Ethiopian keyboard maestro Hailu Mergia has held on tenaciously to his art and to his skills over the years since his move from Addis Ababa to Washington, D.C. in the ‘80s to escape the dictatorship of the Derg. Luckily for us, he very literally has held on to the only known cassette of Wede Harer Guzo, recorded in the ‘70s and which has since faded out of popular memory. This June, Awesome Tapes from Africa (ATFA) rereleased the forgotten Wede Harer Guzo, yet another of Mergia’s unique, original recordings. ATFA’s Brian Shimkovitz helped revive Mergia’s musical career several years ago with the reissue of a 1985 solo album, Hailu Mergia and His Classical Instrument: Shemonmuanaye, and Tche Belew, recorded with the Walias Band. Since these releases, Mergia has been touring again, taking time away from his livelihood as a taxi driver at Dulles Airport to share his innovative, shimmering sounds with the world.

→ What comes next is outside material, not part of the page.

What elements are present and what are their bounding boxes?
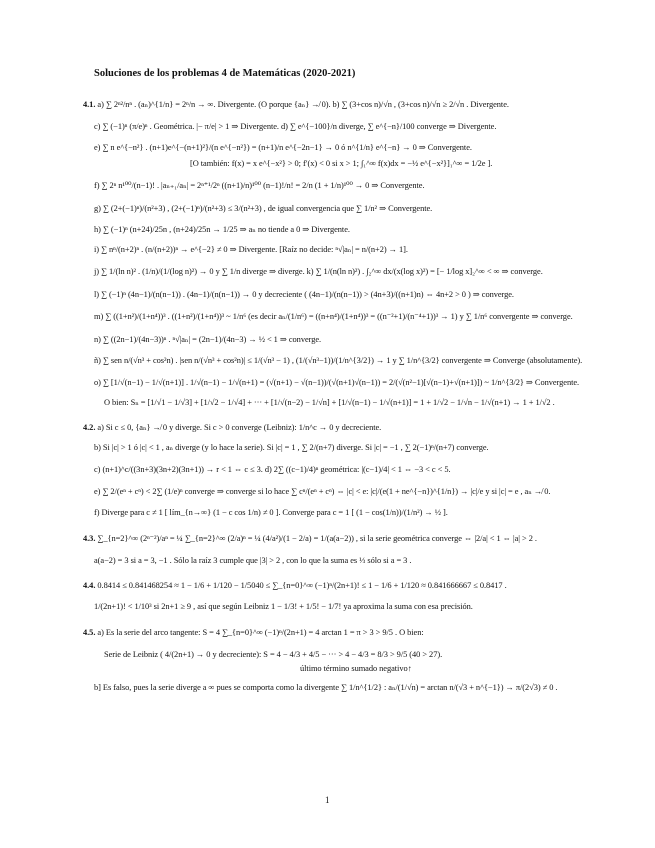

A highly regarded musician in Addis during its golden years of the ‘70s, Mergia was playing with the house bands at two of the high-end, most popular hotels in town: the Hilton and the Ghion. People would stay in these hotels’ nightclubs through the entire night, until the lifting of the 6 a.m. Derg-enforced curfew, dancing to the music of Mergia and his compatriots. His band at the Hilton, the Walias, catered to an older, wealthier clientele, including foreign diplomats and tourists, providing them with instrumental music that leaned towards jazz and r&b. Over at the Ghion, the Dahlak Band performed for a younger, local crowd, filling the nightclub with soul and soulful takes on Amharic songs. Mergia joined them from time to time, and sat down with them at the Ghion in 1978 to record this record, Wede Harer Guzo. As ATFA explains, “Dahlak balanced Mergia’s traditional song selection with the modern approach of a seasoned soul band” and contributed vocal melodies to his music, which was otherwise largely instrumental.

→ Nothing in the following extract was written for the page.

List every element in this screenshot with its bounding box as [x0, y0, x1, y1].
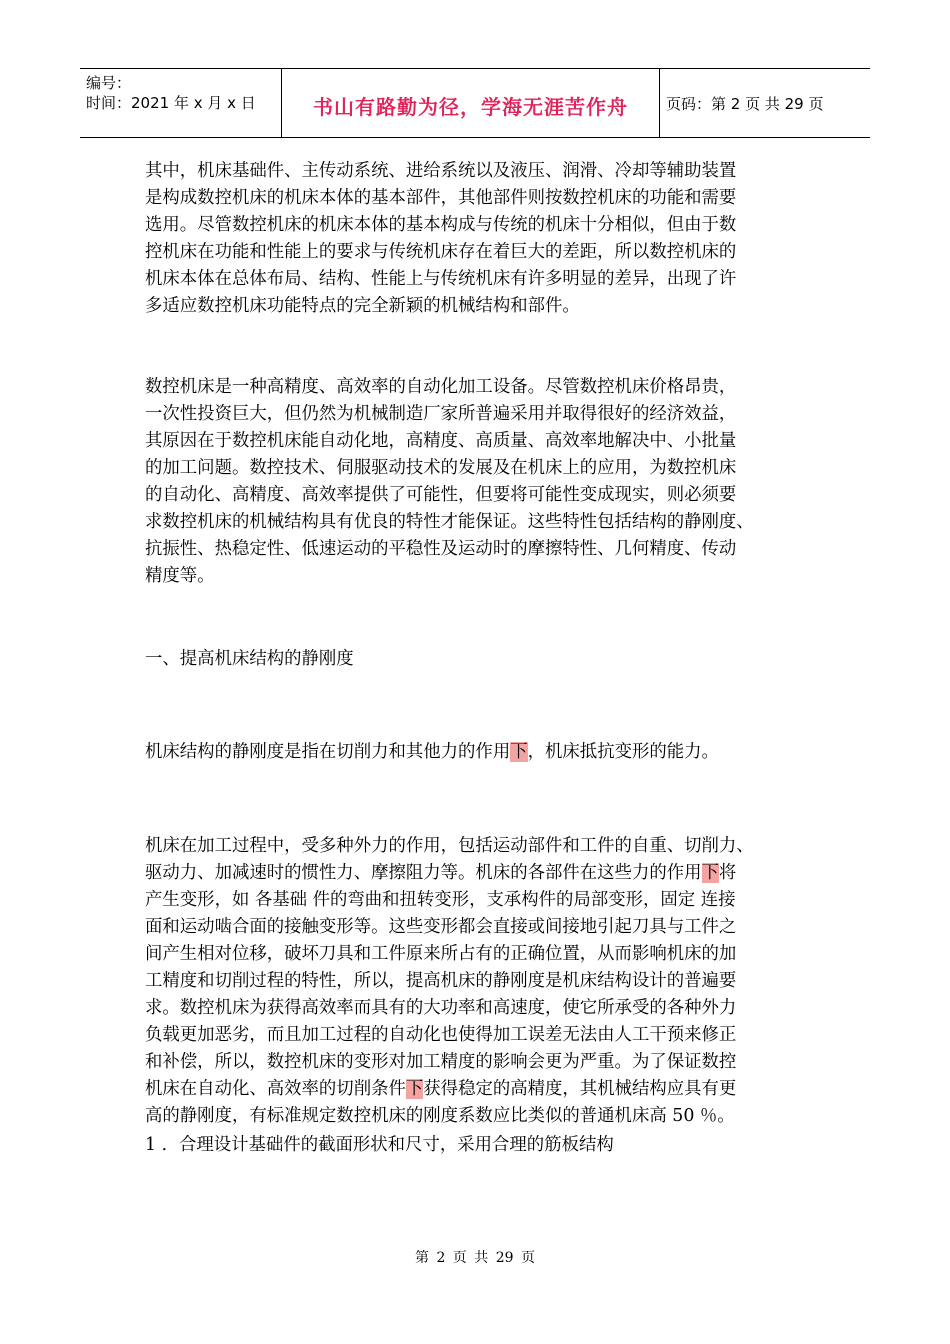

Wede Harer Guzo is distinctly Mergia but distinct from his other releases. It’s blues through and through, while being jazz, traditional Amharic folk music and soulful funk at the same time. The record is built of some of the coolest, smoothest vibrations I’ve heard out of Ethiopia, or indeed many parts of the world. Mergia knows how to craft a band into producing a very harmonious, full-bodied sound and how to arrange Ethiopia’s many traditional songs into laid-back popular tunes. The Dahlak Band itself was clearly made of some very fine musicians, like the steady, subtle drummer driving the swinging soul feel and the eloquent, bluesy guitarist who shines on “Bati Bati.” The group lays down such solid, slow, enveloping grooves that one can’t help but move to them.
Floating above this lush landscape is Mergia and his marvelous electronic organ. He has a masterful ability to turn his synthesizer into an emotive voice, crooning the melodies that he picked up from azmaris, the traveling traditional singers who would perform in bars and clubs late at night. Mergia would learn from the azmaris at these after-hour performances which Amharic songs people were loving, and would adapt these songs into his signature sound. Some tunes, like “Almaz Eyasebkush,” are clearly influenced by American funk and soul; as is “Sintayehu,” which is a real jam with punchy funk drums and big synth chords. The album on a whole is rather lo-fi, as it was remastered solely from Mergia’s personal 40-some-year-old copy of the cassette, a sound that lends the music a feeling of times past or maybe even of a hazy Addis nightclub at 4 a.m. It’s easy to see how this music could keep people happy all the way until 6 a.m.